Related parties as defined in IAS 24 are those legal entities and natural persons that are able to exert influence on Bayer AG and its subsidiaries or over which Bayer AG or its subsidiaries exercise control or joint control or have a significant influence. They include, in particular, nonconsolidated subsidiaries, joint ventures and associates included in the consolidated financial statements at fair value or using the equity method, and post-employment benefit plans. Related parties also include the corporate officers of Bayer AG whose compensation is reported in Note “Total compensation of the Board of Management and the Supervisory Board, advances and loans” and in the Compensation Report, which forms part of the Combined Management Report.

Intercompany profits and losses for companies accounted for in the consolidated financial statements using the equity method were immaterial in 2018 and 2017.

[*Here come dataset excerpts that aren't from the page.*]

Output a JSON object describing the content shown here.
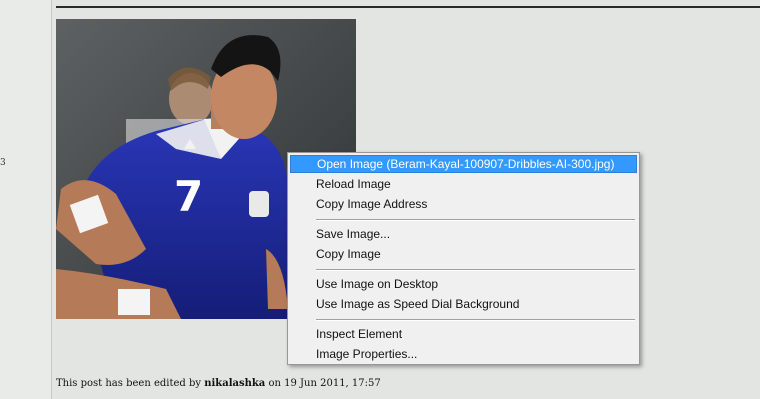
{
  "gutter": {
    "marker": "3"
  },
  "post": {
    "edit_prefix": "This post has been edited by",
    "editor": "nikalashka",
    "edit_on": "on",
    "edit_date": "19 Jun 2011, 17:57"
  },
  "photo": {
    "jersey_number": "7",
    "kit_color": "#1f2b99"
  },
  "context_menu": {
    "items": [
      {
        "label": "Open Image (Beram-Kayal-100907-Dribbles-AI-300.jpg)"
      },
      {
        "label": "Reload Image"
      },
      {
        "label": "Copy Image Address"
      },
      {
        "label": "Save Image..."
      },
      {
        "label": "Copy Image"
      },
      {
        "label": "Use Image on Desktop"
      },
      {
        "label": "Use Image as Speed Dial Background"
      },
      {
        "label": "Inspect Element"
      },
      {
        "label": "Image Properties..."
      }
    ],
    "highlight_color": "#3399ff"
  }
}
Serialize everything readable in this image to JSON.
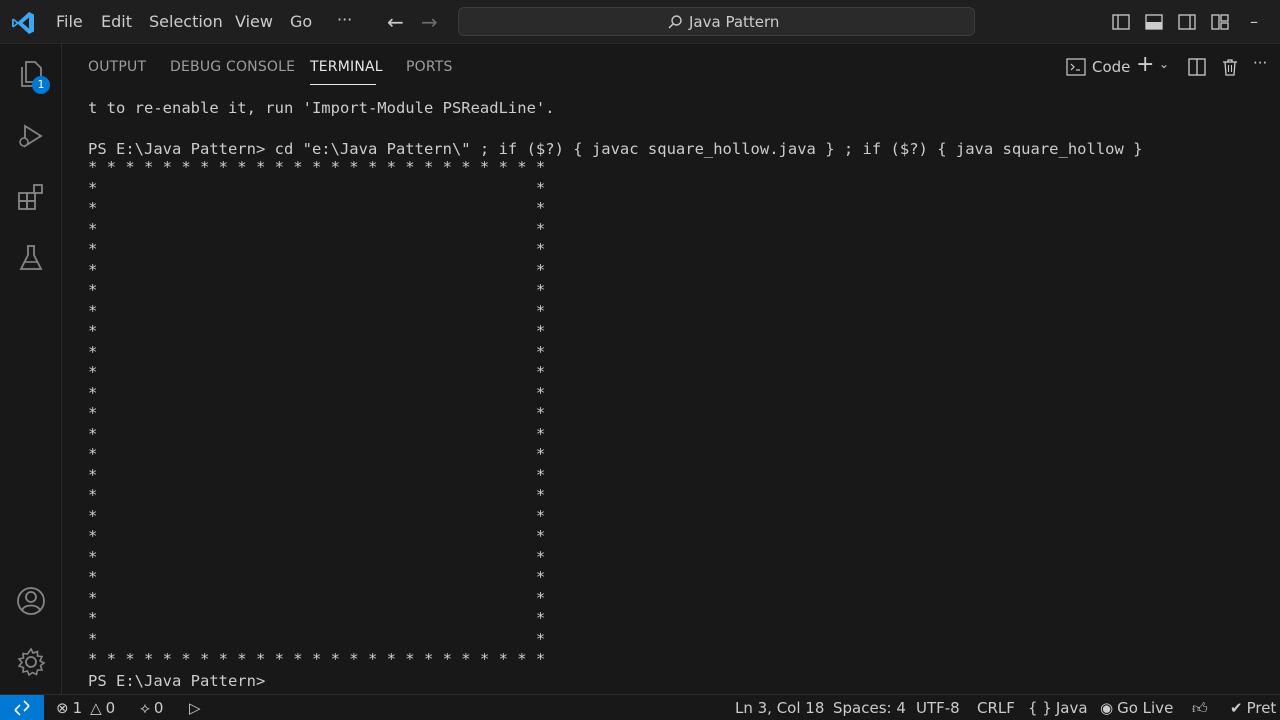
{
  "menu": [
    "File",
    "Edit",
    "Selection",
    "View",
    "Go",
    "···"
  ],
  "search": {
    "label": "Java Pattern"
  },
  "panel": {
    "tabs": [
      "OUTPUT",
      "DEBUG CONSOLE",
      "TERMINAL",
      "PORTS"
    ],
    "active_tab": "TERMINAL",
    "terminal_name": "Code"
  },
  "activity": {
    "explorer_badge": "1"
  },
  "terminal": {
    "lines": [
      "t to re-enable it, run 'Import-Module PSReadLine'.",
      "",
      "PS E:\\Java Pattern> cd \"e:\\Java Pattern\\\" ; if ($?) { javac square_hollow.java } ; if ($?) { java square_hollow }",
      "* * * * * * * * * * * * * * * * * * * * * * * * *",
      "*                                               *",
      "*                                               *",
      "*                                               *",
      "*                                               *",
      "*                                               *",
      "*                                               *",
      "*                                               *",
      "*                                               *",
      "*                                               *",
      "*                                               *",
      "*                                               *",
      "*                                               *",
      "*                                               *",
      "*                                               *",
      "*                                               *",
      "*                                               *",
      "*                                               *",
      "*                                               *",
      "*                                               *",
      "*                                               *",
      "*                                               *",
      "*                                               *",
      "*                                               *",
      "* * * * * * * * * * * * * * * * * * * * * * * * *",
      "PS E:\\Java Pattern>"
    ]
  },
  "status": {
    "errors": "1",
    "warnings": "0",
    "ports": "0",
    "position": "Ln 3, Col 18",
    "spaces": "Spaces: 4",
    "encoding": "UTF-8",
    "eol": "CRLF",
    "language": "Java",
    "go_live": "Go Live",
    "prettier": "Pret"
  },
  "colors": {
    "accent": "#0078d4",
    "background": "#181818",
    "text": "#cccccc"
  }
}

Covestro ceased to be recognized as an associate in May 2018. Receivables and liabilities from associates therefore declined.

In May 2018, Bayer AG acquired 6.8% of Covestro shares from Bayer Pension Trust e. V. at market value for a total amount of €1.1 billion to service the exchangeable bond that matures in 2020. As a result of the stock buyback program implemented by Covestro AG, we held 7.5% of shares in that company as of December 31, 2018.

Bayer AG has undertaken to provide jouissance right capital (Genussrechtskapital) in the form of an interest-bearing loan with a nominal volume of €150 million (2017: €150 million) for Bayer-Pensionskasse VVaG. The entire amount remained drawn as of December 31, 2018. The carrying amount was €152 million (2017: €152 million). Loan capital was first provided to Bayer-Pensionskasse VVaG in 2008 for its effective initial fund. This capital had a nominal volume of €635 million as of December 31, 2018 (2017: €595 million). The carrying amount was €643 million (2017: €605 million). The outstanding receivables, comprised of different tranches, are each subject to a five-year interest-rate adjustment mechanism. Interest income of €16 million (2017: €15 million) and expenses of €8 million due to fair value changes were recognized for 2018.

As in the prior year, we did not recognize any material impairment losses on receivables from associates in 2018.